In den Folgejahren entwickelte und perfektionierte Walter Unterholzner sein handwerkliches Können zum eigenen, unverkennbaren künstlerischen Ausdruck. Der inspirative Impuls für seine gegenwärtige Stilrichtung kam aus der Begegnung mit seiner Lebensgefährtin Gabriela Steinke. Sie war es, die ihn ermutigte seinen lang gehegten Traum zu verwirklichen, die natürlichen, von der rauen Natur des Hochgebirges geformten Strukturen, verwitterter Zirbengehölze in seine Kunstwerke einfließen zu lassen.

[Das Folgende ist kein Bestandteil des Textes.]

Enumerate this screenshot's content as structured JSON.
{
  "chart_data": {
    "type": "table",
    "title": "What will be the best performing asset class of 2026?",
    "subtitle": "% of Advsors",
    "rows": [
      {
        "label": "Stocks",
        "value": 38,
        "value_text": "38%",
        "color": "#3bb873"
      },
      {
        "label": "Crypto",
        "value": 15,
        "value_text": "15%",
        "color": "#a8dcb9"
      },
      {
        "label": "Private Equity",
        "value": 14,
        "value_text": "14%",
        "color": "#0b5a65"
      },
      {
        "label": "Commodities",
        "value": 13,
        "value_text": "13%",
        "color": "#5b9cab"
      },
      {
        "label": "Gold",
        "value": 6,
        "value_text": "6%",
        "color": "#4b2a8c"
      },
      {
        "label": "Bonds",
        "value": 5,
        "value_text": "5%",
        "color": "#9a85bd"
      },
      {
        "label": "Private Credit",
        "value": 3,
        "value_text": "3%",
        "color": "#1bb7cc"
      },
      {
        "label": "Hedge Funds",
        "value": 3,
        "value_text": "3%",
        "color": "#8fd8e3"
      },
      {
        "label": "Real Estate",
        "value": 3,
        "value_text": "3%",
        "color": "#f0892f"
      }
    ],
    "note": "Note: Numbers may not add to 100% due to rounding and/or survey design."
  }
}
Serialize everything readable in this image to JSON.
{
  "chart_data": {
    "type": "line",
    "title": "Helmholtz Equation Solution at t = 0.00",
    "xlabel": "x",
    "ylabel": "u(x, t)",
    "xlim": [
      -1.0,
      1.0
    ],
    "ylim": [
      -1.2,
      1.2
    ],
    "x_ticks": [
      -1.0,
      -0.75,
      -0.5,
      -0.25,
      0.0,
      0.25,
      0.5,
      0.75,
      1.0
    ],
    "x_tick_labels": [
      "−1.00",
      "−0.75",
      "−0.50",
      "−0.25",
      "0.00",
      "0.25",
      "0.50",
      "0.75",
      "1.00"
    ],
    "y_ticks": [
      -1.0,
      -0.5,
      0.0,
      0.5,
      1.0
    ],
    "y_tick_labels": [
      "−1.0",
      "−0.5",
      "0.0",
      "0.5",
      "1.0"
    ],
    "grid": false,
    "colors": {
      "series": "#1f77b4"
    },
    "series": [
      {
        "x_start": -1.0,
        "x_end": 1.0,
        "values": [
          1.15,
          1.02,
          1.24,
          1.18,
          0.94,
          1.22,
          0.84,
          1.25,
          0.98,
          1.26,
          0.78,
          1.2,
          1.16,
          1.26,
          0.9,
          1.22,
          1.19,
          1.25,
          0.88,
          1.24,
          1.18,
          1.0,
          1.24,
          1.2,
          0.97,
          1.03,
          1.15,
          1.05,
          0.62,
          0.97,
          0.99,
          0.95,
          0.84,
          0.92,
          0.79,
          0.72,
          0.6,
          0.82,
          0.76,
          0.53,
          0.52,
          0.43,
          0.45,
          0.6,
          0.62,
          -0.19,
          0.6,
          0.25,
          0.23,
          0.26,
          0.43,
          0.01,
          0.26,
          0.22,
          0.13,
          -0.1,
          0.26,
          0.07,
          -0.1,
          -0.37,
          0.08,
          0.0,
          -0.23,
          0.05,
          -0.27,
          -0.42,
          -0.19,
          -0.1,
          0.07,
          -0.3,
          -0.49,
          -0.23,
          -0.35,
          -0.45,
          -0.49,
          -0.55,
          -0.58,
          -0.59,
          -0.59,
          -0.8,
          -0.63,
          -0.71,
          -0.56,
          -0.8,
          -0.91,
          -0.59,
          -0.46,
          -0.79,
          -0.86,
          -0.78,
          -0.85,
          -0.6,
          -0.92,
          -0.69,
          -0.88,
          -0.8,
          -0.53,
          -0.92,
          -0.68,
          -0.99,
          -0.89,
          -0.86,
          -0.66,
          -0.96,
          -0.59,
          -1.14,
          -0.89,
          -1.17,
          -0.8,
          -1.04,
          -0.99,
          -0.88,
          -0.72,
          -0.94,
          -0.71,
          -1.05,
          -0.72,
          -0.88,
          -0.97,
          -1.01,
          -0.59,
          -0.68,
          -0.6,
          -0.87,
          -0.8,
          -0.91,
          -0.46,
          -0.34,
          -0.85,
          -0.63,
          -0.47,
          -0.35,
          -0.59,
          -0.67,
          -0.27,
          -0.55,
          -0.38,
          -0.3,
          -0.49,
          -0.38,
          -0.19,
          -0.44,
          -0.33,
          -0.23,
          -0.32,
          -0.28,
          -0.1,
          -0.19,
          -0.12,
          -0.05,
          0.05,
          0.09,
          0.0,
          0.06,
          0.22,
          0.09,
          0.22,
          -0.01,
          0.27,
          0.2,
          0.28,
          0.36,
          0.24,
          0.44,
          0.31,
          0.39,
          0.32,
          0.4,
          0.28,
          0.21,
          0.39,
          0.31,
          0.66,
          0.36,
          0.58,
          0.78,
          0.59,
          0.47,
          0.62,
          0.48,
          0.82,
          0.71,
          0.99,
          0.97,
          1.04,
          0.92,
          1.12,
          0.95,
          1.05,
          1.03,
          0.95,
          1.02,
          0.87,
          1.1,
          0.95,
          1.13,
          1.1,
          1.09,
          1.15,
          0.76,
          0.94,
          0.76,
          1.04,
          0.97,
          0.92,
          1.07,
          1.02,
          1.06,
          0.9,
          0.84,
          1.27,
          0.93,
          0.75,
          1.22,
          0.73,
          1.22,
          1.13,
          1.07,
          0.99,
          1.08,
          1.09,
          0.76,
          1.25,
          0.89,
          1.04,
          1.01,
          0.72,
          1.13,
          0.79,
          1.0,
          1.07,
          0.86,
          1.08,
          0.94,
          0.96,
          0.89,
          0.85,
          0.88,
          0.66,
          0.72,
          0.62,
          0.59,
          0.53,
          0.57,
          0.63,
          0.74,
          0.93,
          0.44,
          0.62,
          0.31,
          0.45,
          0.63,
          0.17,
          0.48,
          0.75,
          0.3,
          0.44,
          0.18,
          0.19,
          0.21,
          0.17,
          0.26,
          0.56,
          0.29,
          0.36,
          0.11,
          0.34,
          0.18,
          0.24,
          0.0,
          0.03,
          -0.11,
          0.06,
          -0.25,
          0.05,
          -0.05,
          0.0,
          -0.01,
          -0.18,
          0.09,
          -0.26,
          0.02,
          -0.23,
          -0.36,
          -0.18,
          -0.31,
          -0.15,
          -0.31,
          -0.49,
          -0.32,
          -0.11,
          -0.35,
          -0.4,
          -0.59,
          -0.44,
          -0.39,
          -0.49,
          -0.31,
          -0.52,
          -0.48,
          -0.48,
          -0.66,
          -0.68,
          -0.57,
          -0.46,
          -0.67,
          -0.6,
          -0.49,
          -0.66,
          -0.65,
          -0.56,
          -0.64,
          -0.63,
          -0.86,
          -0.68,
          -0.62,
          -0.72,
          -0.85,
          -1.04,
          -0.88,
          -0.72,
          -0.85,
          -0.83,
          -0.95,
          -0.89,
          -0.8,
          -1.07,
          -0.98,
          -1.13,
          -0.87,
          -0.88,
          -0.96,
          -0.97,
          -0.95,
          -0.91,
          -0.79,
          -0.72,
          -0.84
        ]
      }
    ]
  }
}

Das besondere Holz nimmt der feinfühlige Künstler nicht als lebloses Rohmaterial wahr, sondern als eine Wesenheit. Eine oft tagelange Auseinandersetzung mit der Einzigartigkeit des unbearbeiteten Werkstückes, die Suche nach den Botschaften des Naturgeschenkes, sind für ihn nötig, ehe er mit seinem künstlerischen Schaffen beginnt. Deshalb erahnt der Beschauer in jeder seiner Skulpturen ein Geheimnis.